Security Certifications Compliance Recommendations

Cisco recommends that you observe the following best practices when using a system with security certifications compliance enabled:

  • To enable security certifications compliance in your deployment, enable it first on the Cloud-Delivered Firewall Management Center, then enable it in the same mode on all managed devices.

    Caution
    The Cloud-Delivered Firewall Management Center will not receive event data from a managed device unless both are operating in the same security certifications compliance mode.

  • For all users, enable password strength checking and set the minimum password length to the value required by the certifying agency.

  • To use Cloud-Delivered Firewall Management Centers in a high-availability configuration, configure them both to use the same security certifications compliance mode before forming the high availability pair.

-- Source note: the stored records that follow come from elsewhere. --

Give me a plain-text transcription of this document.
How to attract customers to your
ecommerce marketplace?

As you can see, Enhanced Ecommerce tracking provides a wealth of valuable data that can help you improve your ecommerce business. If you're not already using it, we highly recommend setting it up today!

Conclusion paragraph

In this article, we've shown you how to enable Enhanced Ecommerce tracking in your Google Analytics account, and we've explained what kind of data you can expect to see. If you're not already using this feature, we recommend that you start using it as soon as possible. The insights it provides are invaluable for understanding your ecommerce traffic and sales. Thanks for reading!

  • When you configure Secure Firewall Threat Defense on a Firepower 4100/9300 to operate in CC or UCAPL mode, you should also configure the Firepower 4100/9300 to operate in CC mode. For more information, see the Cisco Firepower 4100/9300 FXOS Chassis Manager Configuration Guide.

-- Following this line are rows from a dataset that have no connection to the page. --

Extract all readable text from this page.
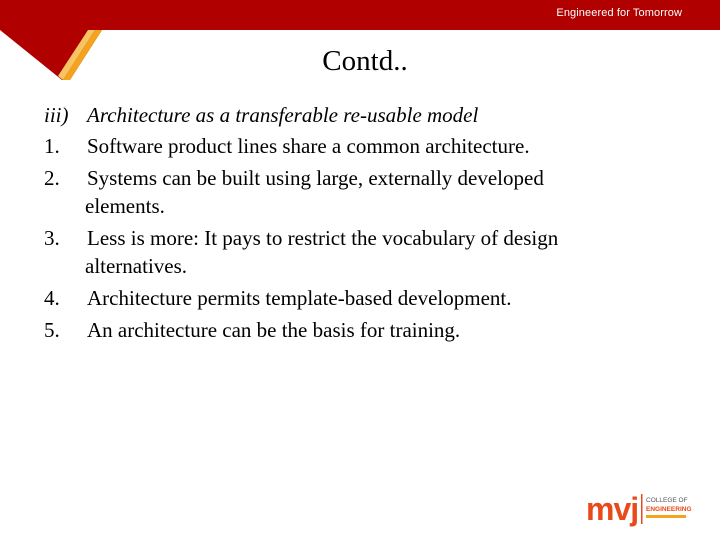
Engineered for Tomorrow
Contd..
iii) Architecture as a transferable re-usable model
1.	Software product lines share a common architecture.
2.	Systems can be built using large, externally developed
elements.
3.	Less is more: It pays to restrict the vocabulary of design
alternatives.
4.	Architecture permits template-based development.
5.	An architecture can be the basis for training.
mvj COLLEGE OF
ENGINEERING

  • Do not configure the system to use any of the following features:

    • Email reports, alerts, or data pruning notifications.

    • Nmap Scan, Cisco IOS Null Route, Set Attribute Value, or ISE EPS remediations.

    • Third-party client access to the system database.

    • External notifications or alerts transmitted via email (SMTP), SNMP trap, or syslog.

    • Audit log messages transmitted to an HTTP server or to a syslog server without using SSL certificates to secure the channel between the appliance and the server.

  • Do not enable external authentication using LDAP or RADIUS in deployments using CC mode.

  • Do not enable CACs in deployments using CC mode.

  • Disable access to the Cloud-Delivered Firewall Management Center and managed devices via the Secure Firewall REST API in deployments using CC or UCAPL mode.

  • Enable CACs in deployments using UCAPL mode.

  • Do not configure SSO in deployments using CC mode.

Note

The system does not support CC or UCAPL mode for

  • Secure Firewall Threat Defense devices in clusters

  • Secure Firewall Threat Defense container instances on the Firepower 4100/9300

  • Exporting event data to an external client using eStreamer.